I’m a big fan of David Allen’s Getting Things Done (GTD) approach. I’ve adopted many of his techniques.
Whenever I’ve connected with others about his work, almost no one has come across his fantastic Year-End Review set of questions that can be found here: Questions for completing and beginning the year
I’ve done this every year since he originally published it in 2012.
He has two categories of questions: Completing and Remembering Last Year and Creating The New Year. A few of my favorites include:
“What was the smartest decision you made last year?”
“Who were the three people that had the greatest impact on your life last year?”
“What advice would you like to give yourself this coming year?”
“What major indulgence are you willing to experience this coming year?”
I’ve further developed on his original list and now create sub goals in each of my “categories” – which he terms as “areas” at the beginning of his original blog post. They provide a great primer for where you might start, but feel free to create your own.

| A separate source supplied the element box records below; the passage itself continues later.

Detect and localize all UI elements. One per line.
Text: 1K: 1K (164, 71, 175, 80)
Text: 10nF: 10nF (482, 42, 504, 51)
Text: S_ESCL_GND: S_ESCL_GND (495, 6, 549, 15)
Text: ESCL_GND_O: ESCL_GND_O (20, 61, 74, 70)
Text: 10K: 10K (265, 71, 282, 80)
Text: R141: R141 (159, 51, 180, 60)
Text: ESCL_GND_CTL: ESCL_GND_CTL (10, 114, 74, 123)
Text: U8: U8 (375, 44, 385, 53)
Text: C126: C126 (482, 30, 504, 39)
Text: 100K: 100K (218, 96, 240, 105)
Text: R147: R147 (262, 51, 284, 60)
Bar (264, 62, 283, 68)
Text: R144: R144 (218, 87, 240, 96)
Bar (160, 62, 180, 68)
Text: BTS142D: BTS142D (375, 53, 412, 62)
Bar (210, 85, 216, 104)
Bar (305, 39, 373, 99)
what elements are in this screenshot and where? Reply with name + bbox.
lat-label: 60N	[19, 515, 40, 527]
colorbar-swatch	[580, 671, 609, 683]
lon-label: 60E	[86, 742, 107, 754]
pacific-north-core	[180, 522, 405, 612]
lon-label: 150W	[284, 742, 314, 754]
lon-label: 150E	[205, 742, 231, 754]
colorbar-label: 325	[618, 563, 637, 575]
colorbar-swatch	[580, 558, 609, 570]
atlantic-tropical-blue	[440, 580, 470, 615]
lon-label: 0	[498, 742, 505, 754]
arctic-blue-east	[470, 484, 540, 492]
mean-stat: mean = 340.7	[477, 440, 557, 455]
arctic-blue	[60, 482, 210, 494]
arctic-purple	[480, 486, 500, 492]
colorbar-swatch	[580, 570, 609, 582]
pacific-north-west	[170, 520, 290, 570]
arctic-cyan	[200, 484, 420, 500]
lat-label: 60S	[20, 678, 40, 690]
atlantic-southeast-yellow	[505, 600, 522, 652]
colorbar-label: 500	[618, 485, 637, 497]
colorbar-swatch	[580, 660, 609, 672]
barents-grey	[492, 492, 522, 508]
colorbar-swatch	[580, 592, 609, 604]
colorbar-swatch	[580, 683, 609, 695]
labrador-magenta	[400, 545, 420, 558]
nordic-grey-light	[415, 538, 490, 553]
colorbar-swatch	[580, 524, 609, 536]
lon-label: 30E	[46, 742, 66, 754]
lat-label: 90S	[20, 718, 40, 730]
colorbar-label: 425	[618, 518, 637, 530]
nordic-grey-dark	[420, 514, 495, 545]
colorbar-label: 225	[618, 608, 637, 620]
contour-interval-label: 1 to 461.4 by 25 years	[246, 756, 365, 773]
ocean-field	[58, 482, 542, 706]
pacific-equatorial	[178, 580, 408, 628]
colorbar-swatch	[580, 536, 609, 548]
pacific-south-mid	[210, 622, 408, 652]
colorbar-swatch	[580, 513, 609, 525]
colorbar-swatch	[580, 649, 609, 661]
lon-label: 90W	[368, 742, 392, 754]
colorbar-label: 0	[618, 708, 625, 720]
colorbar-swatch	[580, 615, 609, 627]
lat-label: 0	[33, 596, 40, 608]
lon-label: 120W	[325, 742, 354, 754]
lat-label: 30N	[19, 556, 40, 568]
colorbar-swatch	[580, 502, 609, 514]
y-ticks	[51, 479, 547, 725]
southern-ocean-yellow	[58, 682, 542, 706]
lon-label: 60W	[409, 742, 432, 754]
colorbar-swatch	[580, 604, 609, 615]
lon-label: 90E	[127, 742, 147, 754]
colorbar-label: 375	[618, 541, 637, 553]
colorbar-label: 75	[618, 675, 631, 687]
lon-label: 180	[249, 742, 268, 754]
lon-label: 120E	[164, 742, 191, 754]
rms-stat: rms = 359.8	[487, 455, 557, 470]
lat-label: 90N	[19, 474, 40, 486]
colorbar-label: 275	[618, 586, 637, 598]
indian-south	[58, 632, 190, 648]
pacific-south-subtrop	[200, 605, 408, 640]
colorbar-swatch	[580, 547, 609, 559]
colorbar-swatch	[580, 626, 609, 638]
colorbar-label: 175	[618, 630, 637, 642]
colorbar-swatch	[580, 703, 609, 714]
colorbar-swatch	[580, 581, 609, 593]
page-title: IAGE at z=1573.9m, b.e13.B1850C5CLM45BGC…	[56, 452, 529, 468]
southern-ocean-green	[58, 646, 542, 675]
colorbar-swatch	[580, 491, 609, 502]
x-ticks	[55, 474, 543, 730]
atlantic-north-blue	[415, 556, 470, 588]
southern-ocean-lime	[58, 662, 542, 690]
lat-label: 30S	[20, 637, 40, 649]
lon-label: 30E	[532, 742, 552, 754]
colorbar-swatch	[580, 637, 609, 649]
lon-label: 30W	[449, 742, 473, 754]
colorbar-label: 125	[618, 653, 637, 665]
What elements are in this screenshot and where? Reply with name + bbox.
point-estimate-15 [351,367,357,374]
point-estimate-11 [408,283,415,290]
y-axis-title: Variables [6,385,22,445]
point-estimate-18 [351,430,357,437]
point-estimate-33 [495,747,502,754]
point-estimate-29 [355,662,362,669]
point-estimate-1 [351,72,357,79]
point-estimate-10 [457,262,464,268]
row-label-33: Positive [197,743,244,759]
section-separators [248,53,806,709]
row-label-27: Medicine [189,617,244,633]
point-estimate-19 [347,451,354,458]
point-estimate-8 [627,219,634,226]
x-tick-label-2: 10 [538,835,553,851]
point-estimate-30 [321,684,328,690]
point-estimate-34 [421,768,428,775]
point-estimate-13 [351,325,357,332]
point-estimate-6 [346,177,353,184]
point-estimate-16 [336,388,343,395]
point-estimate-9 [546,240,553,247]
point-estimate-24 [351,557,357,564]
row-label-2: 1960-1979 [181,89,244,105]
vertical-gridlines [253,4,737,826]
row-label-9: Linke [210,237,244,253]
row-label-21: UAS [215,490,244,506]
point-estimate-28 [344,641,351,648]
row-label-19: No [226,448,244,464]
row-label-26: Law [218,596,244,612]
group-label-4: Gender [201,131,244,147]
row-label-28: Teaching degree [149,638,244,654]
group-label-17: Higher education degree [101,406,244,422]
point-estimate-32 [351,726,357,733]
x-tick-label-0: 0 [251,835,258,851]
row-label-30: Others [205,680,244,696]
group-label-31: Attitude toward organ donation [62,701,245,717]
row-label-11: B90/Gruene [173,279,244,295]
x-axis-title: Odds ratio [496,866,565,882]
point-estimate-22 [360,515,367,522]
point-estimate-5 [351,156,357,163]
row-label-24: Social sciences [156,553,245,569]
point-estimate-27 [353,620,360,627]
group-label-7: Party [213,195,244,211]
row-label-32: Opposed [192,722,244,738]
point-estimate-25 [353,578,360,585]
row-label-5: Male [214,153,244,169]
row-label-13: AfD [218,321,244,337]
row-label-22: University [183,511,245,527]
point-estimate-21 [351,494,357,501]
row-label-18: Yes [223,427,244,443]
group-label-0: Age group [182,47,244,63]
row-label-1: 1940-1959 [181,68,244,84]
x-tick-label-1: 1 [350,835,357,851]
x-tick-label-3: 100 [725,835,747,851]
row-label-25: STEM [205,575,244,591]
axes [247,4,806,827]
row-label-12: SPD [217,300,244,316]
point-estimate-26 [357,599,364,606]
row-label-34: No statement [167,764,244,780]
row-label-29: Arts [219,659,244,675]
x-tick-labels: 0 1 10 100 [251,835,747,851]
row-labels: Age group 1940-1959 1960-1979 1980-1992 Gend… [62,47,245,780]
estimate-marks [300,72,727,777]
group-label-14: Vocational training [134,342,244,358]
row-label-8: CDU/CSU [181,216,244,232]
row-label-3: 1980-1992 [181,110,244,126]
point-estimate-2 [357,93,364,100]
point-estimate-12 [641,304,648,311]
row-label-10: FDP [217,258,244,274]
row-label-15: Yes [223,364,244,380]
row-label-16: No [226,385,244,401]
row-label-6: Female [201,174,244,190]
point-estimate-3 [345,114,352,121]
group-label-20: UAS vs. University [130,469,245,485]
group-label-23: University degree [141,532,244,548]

Need another, simpler, idea?
A few other colleagues pick an annual word as their yearly theme. It provides them a simple reminder and focus throughout the year. Easy peasy. Just stick the word wherever you want to remind yourself regularly and make choices toward it.
Don’t like new year’s resolutions?
No problem. Remix it or hack it to work for you. Here are a few quick simple ideas:
- Change the name: A good friend invited me to instead of making new year’s resolutions, how about trying new year’s revolutions? What would be revolutionary for you to start, stop or continue?
- Change the time: if new year’s resolutions seem trite or too bandwagon for you, then why not do the same exercise on your birthday? An anniversary? One of the solstices?
In the end, good leaders find that it’s helpful at some point in the year to take stock of what happened, what they’ve accomplished, and what they want to do next.